よく利用されるカントリーリスクヘッジ手段は、日本の金融機関や日本貿易保険にリスクを引き受けてもらう方法です。こうしたリスクヘッジ商品を導入しておけば、邦銀や日本貿易保険が倒産しない限り、カントリーリスクが発現しても代金は回収できます。邦銀が提供しているカントリーリスクヘッジ商品から見ていきましょう。
(1)L/Cコンファメーション
L/CコンファメーションとはL/Cベースの取引で、相手国が支払停止した場合やL/C発行銀行が倒産した場合に、邦銀が代わりに代金を支払う保証取引です。オープンコンファメーションとサイレントコンファメーションの2種類ありますが、前者はL/C発行銀行がコンファメーションを付されていることを認識している取引です。

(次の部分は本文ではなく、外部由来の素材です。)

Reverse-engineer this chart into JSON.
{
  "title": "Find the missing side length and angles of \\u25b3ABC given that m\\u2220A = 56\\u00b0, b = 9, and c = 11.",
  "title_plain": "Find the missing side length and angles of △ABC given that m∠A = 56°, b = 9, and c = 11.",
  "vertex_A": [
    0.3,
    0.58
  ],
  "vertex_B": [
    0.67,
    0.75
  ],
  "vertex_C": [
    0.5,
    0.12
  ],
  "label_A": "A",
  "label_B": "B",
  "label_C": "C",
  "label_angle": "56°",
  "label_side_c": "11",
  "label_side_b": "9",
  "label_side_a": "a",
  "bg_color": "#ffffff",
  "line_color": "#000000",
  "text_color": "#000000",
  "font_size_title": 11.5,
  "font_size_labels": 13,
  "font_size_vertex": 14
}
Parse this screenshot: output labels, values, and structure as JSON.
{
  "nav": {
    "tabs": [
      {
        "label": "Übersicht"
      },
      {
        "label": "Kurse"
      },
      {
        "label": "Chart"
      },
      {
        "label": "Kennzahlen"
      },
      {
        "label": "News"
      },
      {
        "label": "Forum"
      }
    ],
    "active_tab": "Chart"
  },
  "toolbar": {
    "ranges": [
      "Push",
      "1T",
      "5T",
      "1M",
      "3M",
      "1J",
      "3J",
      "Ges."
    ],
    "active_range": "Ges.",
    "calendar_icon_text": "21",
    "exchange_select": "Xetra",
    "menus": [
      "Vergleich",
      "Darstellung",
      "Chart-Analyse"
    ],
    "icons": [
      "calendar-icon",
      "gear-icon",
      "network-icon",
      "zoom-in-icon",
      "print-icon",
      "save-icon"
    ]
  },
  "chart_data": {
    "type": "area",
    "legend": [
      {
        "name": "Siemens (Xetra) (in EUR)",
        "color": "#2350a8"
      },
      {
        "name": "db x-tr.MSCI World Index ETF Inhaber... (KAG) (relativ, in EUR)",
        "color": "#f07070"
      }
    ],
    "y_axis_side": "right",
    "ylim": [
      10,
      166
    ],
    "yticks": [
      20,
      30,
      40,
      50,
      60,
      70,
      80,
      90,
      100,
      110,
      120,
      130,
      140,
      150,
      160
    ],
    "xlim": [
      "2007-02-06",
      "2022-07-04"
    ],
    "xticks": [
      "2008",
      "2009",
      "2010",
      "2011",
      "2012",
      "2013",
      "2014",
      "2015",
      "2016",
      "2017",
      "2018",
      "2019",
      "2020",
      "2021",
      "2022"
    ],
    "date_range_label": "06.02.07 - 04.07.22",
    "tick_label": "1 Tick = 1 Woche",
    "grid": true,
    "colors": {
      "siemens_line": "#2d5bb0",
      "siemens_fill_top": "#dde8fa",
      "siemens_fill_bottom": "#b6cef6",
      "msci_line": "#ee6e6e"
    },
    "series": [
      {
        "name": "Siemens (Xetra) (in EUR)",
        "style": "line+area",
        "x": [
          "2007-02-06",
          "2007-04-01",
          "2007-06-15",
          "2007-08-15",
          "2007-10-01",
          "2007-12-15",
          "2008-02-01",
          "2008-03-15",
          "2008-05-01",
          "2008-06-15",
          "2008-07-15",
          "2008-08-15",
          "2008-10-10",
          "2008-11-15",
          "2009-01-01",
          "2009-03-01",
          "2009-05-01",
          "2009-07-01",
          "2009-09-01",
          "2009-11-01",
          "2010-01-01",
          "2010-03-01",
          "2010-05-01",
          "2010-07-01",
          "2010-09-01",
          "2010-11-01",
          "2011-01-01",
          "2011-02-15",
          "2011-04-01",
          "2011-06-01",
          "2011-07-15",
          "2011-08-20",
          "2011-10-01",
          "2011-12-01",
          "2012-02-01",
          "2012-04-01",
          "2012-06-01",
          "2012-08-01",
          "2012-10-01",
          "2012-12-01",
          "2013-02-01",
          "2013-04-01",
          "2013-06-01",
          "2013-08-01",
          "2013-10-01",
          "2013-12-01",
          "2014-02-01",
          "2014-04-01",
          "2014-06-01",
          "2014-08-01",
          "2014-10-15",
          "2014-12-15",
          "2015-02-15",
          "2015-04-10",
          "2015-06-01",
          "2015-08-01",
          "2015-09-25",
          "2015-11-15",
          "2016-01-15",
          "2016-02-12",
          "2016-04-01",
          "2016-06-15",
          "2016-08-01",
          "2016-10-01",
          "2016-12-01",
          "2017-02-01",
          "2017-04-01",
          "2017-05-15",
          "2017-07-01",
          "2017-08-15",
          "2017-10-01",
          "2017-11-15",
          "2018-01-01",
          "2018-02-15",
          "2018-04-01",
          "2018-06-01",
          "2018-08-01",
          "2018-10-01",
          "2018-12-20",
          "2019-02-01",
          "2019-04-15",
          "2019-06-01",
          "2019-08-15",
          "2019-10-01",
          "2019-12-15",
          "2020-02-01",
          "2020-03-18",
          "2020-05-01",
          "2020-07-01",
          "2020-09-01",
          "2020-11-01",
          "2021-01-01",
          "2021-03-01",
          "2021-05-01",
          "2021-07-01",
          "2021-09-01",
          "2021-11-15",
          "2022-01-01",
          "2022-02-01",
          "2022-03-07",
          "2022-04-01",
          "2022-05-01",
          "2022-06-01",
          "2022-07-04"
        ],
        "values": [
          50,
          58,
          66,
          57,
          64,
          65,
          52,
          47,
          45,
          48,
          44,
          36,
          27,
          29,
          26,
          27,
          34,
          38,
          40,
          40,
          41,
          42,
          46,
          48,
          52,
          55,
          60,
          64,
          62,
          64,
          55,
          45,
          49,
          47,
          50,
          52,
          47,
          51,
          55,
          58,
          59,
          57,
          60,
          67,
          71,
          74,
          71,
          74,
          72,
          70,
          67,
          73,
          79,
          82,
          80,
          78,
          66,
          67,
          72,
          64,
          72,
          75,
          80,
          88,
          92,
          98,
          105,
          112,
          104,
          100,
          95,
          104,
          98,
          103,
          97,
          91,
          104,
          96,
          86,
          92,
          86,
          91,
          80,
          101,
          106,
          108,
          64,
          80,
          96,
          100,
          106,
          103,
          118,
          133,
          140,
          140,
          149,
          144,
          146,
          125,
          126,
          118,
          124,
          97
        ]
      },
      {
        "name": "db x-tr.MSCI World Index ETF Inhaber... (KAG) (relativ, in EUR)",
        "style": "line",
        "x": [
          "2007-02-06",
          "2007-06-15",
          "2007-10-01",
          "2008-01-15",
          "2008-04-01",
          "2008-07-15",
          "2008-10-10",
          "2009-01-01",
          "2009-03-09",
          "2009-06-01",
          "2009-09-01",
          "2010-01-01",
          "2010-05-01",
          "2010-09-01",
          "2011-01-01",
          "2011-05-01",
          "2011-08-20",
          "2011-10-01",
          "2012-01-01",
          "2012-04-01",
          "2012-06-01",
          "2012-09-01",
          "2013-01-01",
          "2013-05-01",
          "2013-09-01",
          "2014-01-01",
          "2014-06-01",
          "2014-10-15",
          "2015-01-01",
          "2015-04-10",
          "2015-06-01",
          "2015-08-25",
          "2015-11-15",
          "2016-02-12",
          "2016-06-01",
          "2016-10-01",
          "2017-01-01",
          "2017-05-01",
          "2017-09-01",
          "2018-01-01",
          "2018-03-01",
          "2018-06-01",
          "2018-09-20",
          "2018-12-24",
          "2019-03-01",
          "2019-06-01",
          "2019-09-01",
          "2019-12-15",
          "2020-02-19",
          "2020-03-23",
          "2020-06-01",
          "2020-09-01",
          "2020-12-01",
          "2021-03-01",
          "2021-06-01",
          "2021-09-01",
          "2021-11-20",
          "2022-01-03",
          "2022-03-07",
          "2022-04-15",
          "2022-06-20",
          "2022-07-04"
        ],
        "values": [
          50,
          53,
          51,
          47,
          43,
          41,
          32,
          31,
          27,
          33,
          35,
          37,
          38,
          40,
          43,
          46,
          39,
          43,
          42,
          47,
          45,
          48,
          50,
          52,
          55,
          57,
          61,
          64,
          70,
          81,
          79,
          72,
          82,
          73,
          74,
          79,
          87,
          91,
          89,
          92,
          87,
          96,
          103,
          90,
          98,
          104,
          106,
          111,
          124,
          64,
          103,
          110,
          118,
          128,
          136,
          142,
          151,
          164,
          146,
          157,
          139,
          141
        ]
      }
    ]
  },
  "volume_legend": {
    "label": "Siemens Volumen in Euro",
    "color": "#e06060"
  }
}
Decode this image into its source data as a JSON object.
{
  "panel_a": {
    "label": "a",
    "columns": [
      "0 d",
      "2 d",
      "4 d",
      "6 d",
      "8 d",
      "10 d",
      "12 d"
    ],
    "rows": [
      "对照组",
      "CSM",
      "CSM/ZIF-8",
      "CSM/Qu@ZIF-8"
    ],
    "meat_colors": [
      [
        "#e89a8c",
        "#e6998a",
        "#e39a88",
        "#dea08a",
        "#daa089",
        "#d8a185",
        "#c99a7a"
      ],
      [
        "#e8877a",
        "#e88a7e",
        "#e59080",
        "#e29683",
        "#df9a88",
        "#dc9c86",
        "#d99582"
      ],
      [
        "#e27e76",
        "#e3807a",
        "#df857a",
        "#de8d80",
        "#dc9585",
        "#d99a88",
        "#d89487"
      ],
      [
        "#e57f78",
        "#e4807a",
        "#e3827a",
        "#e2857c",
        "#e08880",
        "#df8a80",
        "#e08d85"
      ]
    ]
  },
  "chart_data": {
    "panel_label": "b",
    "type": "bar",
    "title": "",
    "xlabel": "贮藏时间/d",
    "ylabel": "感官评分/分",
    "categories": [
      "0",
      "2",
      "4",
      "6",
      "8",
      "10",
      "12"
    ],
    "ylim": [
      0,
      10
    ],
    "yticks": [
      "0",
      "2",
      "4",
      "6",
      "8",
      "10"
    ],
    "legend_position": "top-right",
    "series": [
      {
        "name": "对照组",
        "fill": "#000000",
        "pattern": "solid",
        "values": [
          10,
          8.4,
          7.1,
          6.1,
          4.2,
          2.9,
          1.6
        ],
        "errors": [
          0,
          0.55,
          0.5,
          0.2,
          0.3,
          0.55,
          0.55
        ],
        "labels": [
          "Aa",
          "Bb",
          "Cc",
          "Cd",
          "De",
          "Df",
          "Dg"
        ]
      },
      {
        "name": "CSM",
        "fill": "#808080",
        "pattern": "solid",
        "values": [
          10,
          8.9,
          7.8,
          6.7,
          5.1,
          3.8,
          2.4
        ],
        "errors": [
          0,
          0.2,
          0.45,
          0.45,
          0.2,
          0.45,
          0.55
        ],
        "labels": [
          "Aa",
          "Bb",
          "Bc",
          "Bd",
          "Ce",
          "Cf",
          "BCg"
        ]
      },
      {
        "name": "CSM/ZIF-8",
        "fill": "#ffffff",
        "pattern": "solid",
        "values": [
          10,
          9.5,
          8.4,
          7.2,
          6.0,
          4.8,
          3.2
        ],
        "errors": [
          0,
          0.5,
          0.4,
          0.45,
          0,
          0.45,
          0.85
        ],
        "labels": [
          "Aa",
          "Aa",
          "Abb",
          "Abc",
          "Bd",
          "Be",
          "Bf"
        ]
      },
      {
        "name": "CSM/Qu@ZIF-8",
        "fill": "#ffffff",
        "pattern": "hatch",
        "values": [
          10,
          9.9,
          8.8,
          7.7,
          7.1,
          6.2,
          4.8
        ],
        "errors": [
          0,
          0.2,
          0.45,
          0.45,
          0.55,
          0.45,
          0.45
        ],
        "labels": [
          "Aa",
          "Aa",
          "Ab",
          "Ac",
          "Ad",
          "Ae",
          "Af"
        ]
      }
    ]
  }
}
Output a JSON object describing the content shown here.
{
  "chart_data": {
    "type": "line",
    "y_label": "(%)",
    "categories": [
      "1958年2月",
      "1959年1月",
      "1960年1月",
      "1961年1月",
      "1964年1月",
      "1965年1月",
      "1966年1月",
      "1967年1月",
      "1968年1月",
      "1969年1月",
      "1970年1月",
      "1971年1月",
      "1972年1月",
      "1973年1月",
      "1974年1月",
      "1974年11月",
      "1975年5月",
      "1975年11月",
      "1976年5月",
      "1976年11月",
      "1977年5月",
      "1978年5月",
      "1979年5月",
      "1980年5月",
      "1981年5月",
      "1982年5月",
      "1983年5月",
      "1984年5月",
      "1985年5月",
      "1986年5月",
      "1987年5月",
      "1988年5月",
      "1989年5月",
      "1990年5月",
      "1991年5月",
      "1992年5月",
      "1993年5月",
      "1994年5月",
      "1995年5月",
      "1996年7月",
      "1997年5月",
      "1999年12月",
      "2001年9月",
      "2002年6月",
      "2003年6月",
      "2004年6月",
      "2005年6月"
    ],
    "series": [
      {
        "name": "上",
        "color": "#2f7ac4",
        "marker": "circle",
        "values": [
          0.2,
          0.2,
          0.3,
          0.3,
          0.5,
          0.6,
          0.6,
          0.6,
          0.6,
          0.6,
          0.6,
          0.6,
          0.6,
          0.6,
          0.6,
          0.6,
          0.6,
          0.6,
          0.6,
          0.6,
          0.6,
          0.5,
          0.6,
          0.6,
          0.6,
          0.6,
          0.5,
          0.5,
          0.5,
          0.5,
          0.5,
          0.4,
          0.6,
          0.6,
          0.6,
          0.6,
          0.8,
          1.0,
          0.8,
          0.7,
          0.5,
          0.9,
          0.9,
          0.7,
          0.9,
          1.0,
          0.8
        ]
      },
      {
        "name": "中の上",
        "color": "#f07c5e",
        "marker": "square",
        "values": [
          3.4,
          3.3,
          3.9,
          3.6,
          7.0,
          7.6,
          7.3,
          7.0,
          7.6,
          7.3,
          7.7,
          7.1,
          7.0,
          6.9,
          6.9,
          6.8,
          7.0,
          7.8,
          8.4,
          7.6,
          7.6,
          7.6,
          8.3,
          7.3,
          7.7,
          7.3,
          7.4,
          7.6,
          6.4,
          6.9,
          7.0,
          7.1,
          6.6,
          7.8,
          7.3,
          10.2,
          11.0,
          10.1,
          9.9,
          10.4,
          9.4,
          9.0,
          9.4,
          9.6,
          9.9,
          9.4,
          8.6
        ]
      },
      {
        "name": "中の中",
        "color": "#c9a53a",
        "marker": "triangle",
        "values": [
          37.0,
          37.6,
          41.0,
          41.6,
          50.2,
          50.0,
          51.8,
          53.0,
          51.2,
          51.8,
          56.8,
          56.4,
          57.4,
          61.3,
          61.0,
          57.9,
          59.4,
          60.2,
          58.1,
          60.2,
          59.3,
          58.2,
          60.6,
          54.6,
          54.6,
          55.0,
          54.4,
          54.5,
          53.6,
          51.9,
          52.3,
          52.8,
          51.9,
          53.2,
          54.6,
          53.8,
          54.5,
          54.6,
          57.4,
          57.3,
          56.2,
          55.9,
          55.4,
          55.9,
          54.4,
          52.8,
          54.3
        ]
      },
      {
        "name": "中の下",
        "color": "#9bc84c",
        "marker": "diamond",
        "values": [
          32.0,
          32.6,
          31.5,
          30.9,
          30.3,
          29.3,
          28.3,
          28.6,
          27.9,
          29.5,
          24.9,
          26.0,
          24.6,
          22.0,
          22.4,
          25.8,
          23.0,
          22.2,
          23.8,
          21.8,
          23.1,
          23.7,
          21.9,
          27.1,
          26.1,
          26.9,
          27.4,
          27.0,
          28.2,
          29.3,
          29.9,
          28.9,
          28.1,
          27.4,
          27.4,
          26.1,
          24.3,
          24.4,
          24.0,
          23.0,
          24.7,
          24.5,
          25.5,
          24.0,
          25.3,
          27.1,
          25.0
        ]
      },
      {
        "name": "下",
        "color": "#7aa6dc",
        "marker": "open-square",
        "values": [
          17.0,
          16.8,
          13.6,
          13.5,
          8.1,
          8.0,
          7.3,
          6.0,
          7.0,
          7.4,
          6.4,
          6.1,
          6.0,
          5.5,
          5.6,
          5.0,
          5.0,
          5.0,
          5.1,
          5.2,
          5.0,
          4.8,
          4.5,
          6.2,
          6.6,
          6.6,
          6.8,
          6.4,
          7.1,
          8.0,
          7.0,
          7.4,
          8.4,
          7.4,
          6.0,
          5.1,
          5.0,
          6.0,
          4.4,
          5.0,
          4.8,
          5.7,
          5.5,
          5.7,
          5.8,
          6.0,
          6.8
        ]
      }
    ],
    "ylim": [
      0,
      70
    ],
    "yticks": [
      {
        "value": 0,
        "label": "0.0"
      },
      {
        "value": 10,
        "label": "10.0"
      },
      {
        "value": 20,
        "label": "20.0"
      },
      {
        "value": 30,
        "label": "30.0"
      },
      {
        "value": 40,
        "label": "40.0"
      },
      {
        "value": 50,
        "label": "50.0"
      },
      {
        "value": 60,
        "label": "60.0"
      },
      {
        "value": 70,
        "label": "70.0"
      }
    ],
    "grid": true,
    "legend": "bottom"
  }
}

コンファメーションの保証料は輸出者が負担することになります。貿易保険と異なり、L/C金額全額の支払保証をしてもらえる点がメリットです。
(2)フォーフェイティング
L/Cコンファメーション同様、カントリーリスクやL/C発行銀行の倒産リスクをヘッジする手段で、代金をノンリコースで先に受け取る債権売却取引です。フォーフェイティングは銀行が買戻請求権を放棄するもので、ノンリコースの債権売却に共通しますが、営業上のメリットもあります。フォーフェイティングが成立すれば、事実上債権は回収できたことになるため、与信枠が空き、新規の販売が出来るようになります。
注意点はAt Sightの取引には利用できない点です。またL/Cコンファメーションも同じですが、邦銀がリスクを取れない銀行が発行するL/Cでは利用できない点です。
(3)海外取引信用保険
海外取引信用保険とは海外売掛先が倒産、または不払いを起こし、売主が損害を被った時、取引信用保険会社が与信限度額と保険条件に従い保険金を支払ってくれる商品です。
この海外取引信用保険は取引先の支払い遅延や倒産による回収不能などの与信リスクである信用危険だけでなく、戦争や外貨送金規制等の取引相手国のリスク、いわゆる非常危険もカバーしてくれます。
世界3大取引信用会社が取り扱っており、ユーラヘルメス信用保険会社(Euler Hermes)、コファスジャパン信用保険(Coface Japan)、アトラディウス信用保険会社(Atradius Credit Insurance N.V.)です。 日本の大手損害保険会社もこの世界3大取引信用保険会社と提携し、「海外取引信用保険」を取扱っています。
(4)貿易保険(日本貿易保険)
日本貿易保険の代表的な商品である貿易一般保険は、非常危険という名称でカントリーリスクによる不払いに対して保険金を受け取ることができます。
手順としては、日本貿易保険の海外商社名簿に輸出相手が記載されていれば、原則利用できますが、記載されていない場合は信用調査報告書等を提出し、審査してもらう必要があります。
保険契約を締結し、保険料を支払い、填補率が決められます。一部は自己負担となり、貿易保険の最大填補率は非常危険(カントリーリスク)で97.5%、一般危険(取引先の倒産や3カ月以上の支払遅延リスク)は90となります。
保険金を請求する場合には、各種の報告義務がありますので、必ず忘れずに報告しないといけません。報告を怠ると、保険金請求ができなくなるリスクが生じますので、注意してください。